Identification et trait ; comment ne pas penser à l’einiger Zug freudien ? Lors du coup de foudre amoureux, il est quelquefois possible de repérer un trait identificatoire : une chevelure, une tessiture de voix, une démarche, … Imaginez, ne fût-ce qu’un instant, qu’il y ait quarante-six de ces traits, comme c’est le cas dans la liste qui nous est parvenue. Cela aurait pour effet de rendre impossible toute rencontre amoureuse. J’ai donc procédé à l’inverse : tenter d’isoler dans la série l’einiger Zug qui s’est avéré opérant dans mon coup de foudre pour une communauté thérapeutique.

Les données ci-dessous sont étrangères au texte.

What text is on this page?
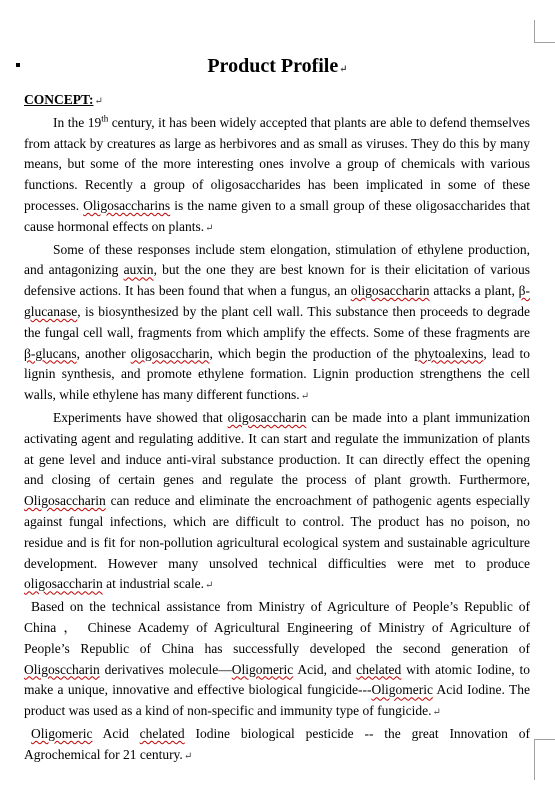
Product Profile↵
CONCEPT:↵

In the 19th century, it has been widely accepted that plants are able to defend themselves from attack by creatures as large as herbivores and as small as viruses. They do this by many means, but some of the more interesting ones involve a group of chemicals with various functions. Recently a group of oligosaccharides has been implicated in some of these processes. Oligosaccharins is the name given to a small group of these oligosaccharides that cause hormonal effects on plants.↵

Some of these responses include stem elongation, stimulation of ethylene production, and antagonizing auxin, but the one they are best known for is their elicitation of various defensive actions. It has been found that when a fungus, an oligosaccharin attacks a plant, β-glucanase, is biosynthesized by the plant cell wall. This substance then proceeds to degrade the fungal cell wall, fragments from which amplify the effects. Some of these fragments are β-glucans, another oligosaccharin, which begin the production of the phytoalexins, lead to lignin synthesis, and promote ethylene formation. Lignin production strengthens the cell walls, while ethylene has many different functions.↵

Experiments have showed that oligosaccharin can be made into a plant immunization activating agent and regulating additive. It can start and regulate the immunization of plants at gene level and induce anti-viral substance production. It can directly effect the opening and closing of certain genes and regulate the process of plant growth. Furthermore, Oligosaccharin can reduce and eliminate the encroachment of pathogenic agents especially against fungal infections, which are difficult to control. The product has no poison, no residue and is fit for non-pollution agricultural ecological system and sustainable agriculture development. However many unsolved technical difficulties were met to produce oligosaccharin at industrial scale.↵

Based on the technical assistance from Ministry of Agriculture of People’s Republic of China ， Chinese Academy of Agricultural Engineering of Ministry of Agriculture of People’s Republic of China has successfully developed the second generation of Oligosccharin derivatives molecule—Oligomeric Acid, and chelated with atomic Iodine, to make a unique, innovative and effective biological fungicide---Oligomeric Acid Iodine. The product was used as a kind of non-specific and immunity type of fungicide.↵

Oligomeric Acid chelated Iodine biological pesticide -- the great Innovation of Agrochemical for 21 century.↵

J’ai retenu celui de l’ambiance, sous lequel viennent se ranger aussi bien l’hospitalité chère à Jean Oury – comme nous le rappelait hier Etienne, en guise de préambule – que l’accueil, tel que Jean-Noël nous l’a fait résonner ce matin dans une dimension qui exige bien plus que la seule sympathie. J’y adjoindrais pour ma part deux illustrations supplémentaires entendues dans le déroulement des interventions : d’une part, le retour particulièrement insistant sur l’histoire, introduit d’emblée par Yves Lecomte sous le titre « Miser sur les expériences passées »[1] et tout à fait central dans les propos conclusifs de Marcel Sassolas ; d’autre part, la place réservée à l’accueil des anciens résidents, comme c’est le cas du chœur évoqué par le professeur Ciompi ou le repas mensuel organisé à la Traversière. Avec ces deux derniers exemples, nous avons là une spécificité des communautés thérapeutiques qui nous distingue radicalement d’un service hospitalier, où nul ancien ne vient rendre visite pour donner de ses nouvelles et en prendre des uns et des autres et où, généralement, aucun travailleur ne prend le temps de refaire l’histoire du service depuis sa création. Quant à la dimension plus générale de l’ambiance, il suffit d’être sur place pour réaliser qu’elle est tout à fait autre…


Marc Minnen

Mai 2014


[1] Dans la mesure où la mise d’un pari porte, en principe et à moins que le dit pari ne soit truqué, sur un événement qui n’a pas encore eu lieu, il y avait dès lors une dimension anachronique – équivalent étymologique grec de l’intempestif latin ! – dès le propos introductif de ce colloque.